Small, isolated, but increasingly frequent social and labor protests are occurring due to economic issues. Most protests happen far from the major urban centers and typically do not garner press coverage, but labor specialists have noted that the number of protests the past two years parallels the number during the years of the global economic crisis. In November, doctors and medical workers in Moscow led two demonstrations to protest the closure of a number of hospitals in the capital. Estimates suggest that the first protest attracted as many as 10,000 people — a significant number given the current political environment.

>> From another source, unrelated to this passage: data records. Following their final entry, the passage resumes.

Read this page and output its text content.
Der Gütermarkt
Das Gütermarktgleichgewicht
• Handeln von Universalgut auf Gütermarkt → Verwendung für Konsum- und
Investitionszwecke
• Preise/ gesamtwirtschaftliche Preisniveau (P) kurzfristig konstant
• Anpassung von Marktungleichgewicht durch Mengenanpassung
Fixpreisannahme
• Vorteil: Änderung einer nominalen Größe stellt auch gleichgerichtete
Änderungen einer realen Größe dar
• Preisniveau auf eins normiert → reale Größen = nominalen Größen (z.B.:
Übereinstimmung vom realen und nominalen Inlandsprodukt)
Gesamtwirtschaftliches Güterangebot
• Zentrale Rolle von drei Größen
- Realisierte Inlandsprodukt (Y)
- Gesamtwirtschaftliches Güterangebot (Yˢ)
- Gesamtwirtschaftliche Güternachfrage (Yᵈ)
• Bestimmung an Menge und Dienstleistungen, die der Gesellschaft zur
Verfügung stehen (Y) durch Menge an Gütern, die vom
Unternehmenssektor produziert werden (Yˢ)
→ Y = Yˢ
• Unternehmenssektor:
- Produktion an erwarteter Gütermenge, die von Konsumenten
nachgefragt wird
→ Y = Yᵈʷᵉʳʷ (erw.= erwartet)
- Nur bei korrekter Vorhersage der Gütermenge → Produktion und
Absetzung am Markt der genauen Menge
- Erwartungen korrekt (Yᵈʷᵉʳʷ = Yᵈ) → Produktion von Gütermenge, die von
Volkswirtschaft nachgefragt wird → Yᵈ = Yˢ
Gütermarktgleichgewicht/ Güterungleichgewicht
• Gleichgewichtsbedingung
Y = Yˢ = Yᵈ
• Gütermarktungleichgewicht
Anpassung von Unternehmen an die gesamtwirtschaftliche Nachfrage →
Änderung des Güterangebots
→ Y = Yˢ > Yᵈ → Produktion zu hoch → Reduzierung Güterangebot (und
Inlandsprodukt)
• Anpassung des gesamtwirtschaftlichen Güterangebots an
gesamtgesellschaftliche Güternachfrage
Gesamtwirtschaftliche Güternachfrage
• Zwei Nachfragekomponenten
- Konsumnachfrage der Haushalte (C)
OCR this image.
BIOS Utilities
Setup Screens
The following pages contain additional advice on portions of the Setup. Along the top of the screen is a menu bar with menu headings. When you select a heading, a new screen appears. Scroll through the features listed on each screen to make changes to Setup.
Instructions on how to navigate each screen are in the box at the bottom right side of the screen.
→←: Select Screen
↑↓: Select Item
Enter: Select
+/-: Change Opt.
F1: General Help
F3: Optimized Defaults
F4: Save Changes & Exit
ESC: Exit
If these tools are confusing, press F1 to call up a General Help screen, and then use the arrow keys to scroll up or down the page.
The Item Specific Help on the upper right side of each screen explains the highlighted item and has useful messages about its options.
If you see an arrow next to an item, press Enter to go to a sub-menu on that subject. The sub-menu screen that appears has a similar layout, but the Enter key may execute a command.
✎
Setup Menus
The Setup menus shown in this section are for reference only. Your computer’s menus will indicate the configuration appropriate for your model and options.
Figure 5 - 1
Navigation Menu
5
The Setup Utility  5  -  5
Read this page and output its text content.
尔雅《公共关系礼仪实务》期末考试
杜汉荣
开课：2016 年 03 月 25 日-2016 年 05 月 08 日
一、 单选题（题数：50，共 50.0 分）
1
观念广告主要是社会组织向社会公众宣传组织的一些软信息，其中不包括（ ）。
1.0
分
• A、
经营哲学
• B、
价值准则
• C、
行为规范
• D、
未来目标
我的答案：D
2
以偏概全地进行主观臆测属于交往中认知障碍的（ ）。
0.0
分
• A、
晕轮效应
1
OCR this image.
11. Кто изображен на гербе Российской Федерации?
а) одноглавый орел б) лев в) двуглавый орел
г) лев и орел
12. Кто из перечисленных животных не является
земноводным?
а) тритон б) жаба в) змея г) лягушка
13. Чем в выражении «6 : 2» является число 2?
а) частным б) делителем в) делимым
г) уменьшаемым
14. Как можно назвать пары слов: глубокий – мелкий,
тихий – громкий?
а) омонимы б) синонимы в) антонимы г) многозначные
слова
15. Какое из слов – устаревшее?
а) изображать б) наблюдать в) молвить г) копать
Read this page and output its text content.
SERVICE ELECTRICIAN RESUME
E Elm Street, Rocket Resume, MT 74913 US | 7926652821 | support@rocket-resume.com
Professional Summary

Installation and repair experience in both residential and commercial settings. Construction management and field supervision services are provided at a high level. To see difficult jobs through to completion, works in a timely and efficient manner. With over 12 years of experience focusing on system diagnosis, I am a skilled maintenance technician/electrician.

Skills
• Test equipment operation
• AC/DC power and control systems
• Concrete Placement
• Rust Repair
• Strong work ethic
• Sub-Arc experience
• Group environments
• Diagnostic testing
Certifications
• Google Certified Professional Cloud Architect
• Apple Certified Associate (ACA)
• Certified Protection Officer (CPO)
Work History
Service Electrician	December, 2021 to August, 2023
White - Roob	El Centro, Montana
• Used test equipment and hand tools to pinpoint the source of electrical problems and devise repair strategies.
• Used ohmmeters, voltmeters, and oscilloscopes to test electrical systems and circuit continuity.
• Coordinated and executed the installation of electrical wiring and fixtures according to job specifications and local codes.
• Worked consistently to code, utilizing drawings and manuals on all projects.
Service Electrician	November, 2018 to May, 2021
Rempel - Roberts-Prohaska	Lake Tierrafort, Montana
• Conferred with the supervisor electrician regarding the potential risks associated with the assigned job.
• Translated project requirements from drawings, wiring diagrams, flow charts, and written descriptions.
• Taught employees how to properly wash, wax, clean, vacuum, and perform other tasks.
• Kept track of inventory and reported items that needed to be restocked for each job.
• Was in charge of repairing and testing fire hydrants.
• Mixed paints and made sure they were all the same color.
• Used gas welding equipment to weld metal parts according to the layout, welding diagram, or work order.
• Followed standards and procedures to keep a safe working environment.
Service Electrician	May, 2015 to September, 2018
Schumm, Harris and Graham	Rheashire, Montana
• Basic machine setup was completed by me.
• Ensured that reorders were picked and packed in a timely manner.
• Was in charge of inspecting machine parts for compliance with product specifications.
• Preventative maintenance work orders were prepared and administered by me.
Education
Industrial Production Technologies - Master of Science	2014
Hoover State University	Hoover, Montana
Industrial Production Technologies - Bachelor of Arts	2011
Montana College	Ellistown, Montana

This is not to suggest that Putin faces a direct threat to his leadership, even though his ratings will likely see a steep decline and pockets of social unrest may become more common. However, economic realities will force him to tack back to the center on some issues, including possibly reconsidering support for pro-Moscow rebels in eastern Ukraine as the Kremlin may seek a more conciliatory approach in an effort to reverse Western sanctions. Economic and budgetary priorities will be reconsidered; outlays scheduled for the military may be redirected toward social services to address growing dissatisfaction with Russia’s course. In an effort to provide a release for political tensions, the Kremlin may adopt a more tolerant position toward its weakened political opposition, including Alexey Navalny, who remains under house arrest.
Maneuvering Russia out of the current crisis and creating new economic drivers is critical to the Russian state, as well as to Putin’s legacy. The current environment suggests that in sharp contrast to his first two terms, Putin’s third presidential term may well be remembered for economic decline.
Colley is managing director of Highgate Consulting.